La jeune démocratie brésilienne a basculé dans l'inconnu lundi avec son premier président d'extrême droite plus de 30 ans après la fin de la dictature, Jair Bolsonaro, qui commençait à préparer la transition vers un régime de rupture.

Le président élu, qui prendra ses fonctions le 1er janvier 2019, a reçu dimanche un mandat clair avec plus de 55% des voix, devant le candidat de gauche Fernando Haddad (45%) à l'issue d'une campagne très polarisée dans le plus grand pays latino-américain.

Ses premiers discours -- trois au soir de son élection -- dans lesquels il n'a pas eu un mot pour son adversaire de gauche Fernando Haddad, augurent d'un virage radical. Il va s'agir d'une rupture par rapport à tout ce qui a été fait par le Parti de travailleurs (PT) qui avait remporté les quatre dernières présidentielles et est jugé responsable des maux du Brésil.

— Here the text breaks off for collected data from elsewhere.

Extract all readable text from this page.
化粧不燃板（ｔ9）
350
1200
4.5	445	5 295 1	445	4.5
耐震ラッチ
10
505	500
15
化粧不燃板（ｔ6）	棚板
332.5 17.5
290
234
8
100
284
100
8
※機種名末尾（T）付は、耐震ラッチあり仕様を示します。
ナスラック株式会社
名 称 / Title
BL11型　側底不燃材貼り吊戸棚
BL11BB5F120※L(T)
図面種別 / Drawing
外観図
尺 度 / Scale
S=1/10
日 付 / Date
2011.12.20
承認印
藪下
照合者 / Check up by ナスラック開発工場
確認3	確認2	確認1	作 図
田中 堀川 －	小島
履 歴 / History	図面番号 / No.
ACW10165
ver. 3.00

Une fois installé dans le palais du Planalto à Brasilia, l'ancien capitaine, qui a souhaité dimanche voir un Brésil qui soit «une grande Nation, pour nous tous», aura aussi fort à faire pour recoller les morceaux d'un pays qui s'est fracturé profondément.

Bolsonaro va succéder, pour quatre ans, au conservateur Michel Temer, qui se retire sur un taux d'impopularité historique et va lui laisser un pays miné par la violence, le chômage et la corruption, et en plein doute.

Jair Bolsonaro devrait se rendre à Brasilia cette semaine pour s'entretenir avec M. Temer, si ses médecins l'y autorisent.

Depuis l'attentat ayant failli lui coûter la vie le 6 septembre, Bolsonaro, qui a subi des perforations de l'intestin, porte une poche de stomie, limite les sorties de son domicile et fuit la foule.

«changer le modèle économique»

Les marchés vont suivre de près la direction que prendra la huitième économie mondiale sous la baguette d'un président qui avoue sa totale incompétence en la matière.

Le nouveau gouvernement «va changer le modèle économique du pays», a lancé dès dimanche soir Paulo Guedes, futur «super ministre» ultra-libéral de Bolsonaro, fustigeant le «modèle socio-démocrate» et évoquant privatisations et réforme des retraites.

Ce «Chicago boy» -tenant de l'école de pensée née à Chicago prônant une vision libérale de l'économie- «devra remettre l'économie en mouvement le plus rapidement possible, car il n'aura une marge que de six mois, ou un an», dit M. Leandro Gabiati, directeur du cabinet de consultants Dominium, à Brasilia.

Gaspard Estrada, spécialiste de l'Amérique latine à Sciences Po, estime lui aussi que Bolsonaro «aura de très fortes pressions pour donner des résultats très rapidement, puisqu'il s'est basé sur une plateforme très radicale».

Bolsonaro, qui n'a fait voter que deux lois en 27 ans de députation, arrive à la tête d'un pays de 208 millions d'habitants sans aucune expérience du pouvoir, comme ses futurs ministres.

La liste est longue des Brésiliens qui ont de quoi être inquiets de l'avenir après les déclarations agressives du candidat Bolsonaro qui avait dit vouloir gouverner «pour la majorité, pas pour la minorité».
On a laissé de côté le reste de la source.